For children, this kind of bias matters when AI tools are used in education. If an AI tutoring system, content generator, or assessment tool systematically underrepresents certain demographics, it can distort the learning experience for students in those groups. Children from underrepresented backgrounds may encounter AI-generated examples, characters, and scenarios that don’t reflect their lives, subtly reinforcing the message that they’re outside the norm. These representational gaps aren’t theoretical. They’re measurable and statistically significant.

Preparing Kids for an AI-Shaped World

UNICEF’s Digital Education Strategy for 2025 to 2030 frames the challenge bluntly: many children leave school without the digital and AI skills needed to thrive in an increasingly automated job market. The disconnect between what schools teach and what employers need is growing. At the same time, children need more than technical fluency. They need the ability to evaluate AI outputs critically, understand when a system might be wrong or biased, and recognize the difference between genuine human connection and a convincing simulation.
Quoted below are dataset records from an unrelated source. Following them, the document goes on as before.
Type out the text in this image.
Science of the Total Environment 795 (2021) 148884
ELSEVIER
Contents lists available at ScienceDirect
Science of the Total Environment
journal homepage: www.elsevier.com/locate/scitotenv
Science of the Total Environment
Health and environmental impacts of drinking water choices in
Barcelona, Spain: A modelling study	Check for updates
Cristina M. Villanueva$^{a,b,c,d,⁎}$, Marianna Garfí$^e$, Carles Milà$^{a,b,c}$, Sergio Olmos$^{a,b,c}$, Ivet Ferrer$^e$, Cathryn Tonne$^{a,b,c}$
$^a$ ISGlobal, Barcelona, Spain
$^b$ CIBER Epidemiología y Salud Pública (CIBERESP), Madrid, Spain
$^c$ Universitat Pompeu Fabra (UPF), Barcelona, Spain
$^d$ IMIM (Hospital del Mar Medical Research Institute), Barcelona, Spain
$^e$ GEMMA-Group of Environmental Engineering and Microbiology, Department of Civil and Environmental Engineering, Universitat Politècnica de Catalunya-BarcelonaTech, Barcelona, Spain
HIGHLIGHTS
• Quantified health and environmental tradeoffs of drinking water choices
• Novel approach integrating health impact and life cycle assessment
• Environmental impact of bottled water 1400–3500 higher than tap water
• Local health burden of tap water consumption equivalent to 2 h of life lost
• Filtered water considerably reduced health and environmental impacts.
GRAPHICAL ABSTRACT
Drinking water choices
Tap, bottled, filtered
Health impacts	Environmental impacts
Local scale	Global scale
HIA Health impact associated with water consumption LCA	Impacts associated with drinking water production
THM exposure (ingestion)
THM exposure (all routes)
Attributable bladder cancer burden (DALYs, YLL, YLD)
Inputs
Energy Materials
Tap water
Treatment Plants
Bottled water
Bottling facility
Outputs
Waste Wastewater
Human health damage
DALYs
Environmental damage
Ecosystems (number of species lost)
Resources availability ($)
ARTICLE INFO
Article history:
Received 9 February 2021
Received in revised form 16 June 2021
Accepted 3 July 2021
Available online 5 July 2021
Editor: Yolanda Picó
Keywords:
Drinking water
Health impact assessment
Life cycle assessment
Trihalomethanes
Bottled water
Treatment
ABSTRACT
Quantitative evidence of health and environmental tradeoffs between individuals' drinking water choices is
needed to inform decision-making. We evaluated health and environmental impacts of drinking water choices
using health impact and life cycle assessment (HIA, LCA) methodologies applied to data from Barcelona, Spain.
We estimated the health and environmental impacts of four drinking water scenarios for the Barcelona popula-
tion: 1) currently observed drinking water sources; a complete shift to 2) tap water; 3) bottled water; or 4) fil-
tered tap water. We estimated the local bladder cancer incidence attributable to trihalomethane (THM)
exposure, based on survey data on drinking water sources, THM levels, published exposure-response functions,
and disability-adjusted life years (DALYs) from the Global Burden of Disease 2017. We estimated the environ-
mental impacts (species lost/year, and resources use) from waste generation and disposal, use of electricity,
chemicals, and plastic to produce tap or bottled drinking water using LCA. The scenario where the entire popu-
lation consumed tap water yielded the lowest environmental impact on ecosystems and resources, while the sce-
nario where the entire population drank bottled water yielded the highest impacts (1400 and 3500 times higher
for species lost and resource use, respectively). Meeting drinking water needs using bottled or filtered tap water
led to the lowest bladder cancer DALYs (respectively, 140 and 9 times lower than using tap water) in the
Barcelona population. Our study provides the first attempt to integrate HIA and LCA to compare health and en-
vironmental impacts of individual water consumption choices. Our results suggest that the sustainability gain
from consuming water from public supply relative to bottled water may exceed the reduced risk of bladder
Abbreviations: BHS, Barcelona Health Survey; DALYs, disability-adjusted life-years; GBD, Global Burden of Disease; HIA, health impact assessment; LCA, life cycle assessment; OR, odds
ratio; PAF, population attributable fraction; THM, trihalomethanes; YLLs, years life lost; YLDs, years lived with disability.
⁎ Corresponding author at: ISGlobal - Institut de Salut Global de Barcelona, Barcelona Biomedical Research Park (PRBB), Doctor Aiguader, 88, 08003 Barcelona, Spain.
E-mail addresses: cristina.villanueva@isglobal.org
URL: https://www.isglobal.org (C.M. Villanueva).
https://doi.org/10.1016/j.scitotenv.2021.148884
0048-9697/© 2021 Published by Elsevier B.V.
The most useful skills for children growing up alongside AI are not primarily about coding or prompt engineering. They’re about critical thinking, emotional intelligence, and the ability to question what a screen tells you. Children who develop strong human relationships, practice sustained attention through reading or unstructured play, and learn to interrogate information sources will be better equipped to use AI as a tool rather than be shaped by it. The technology itself is neither good nor bad for development. What matters is whether the adults around a child are paying attention to how, how much, and in what context it’s being used.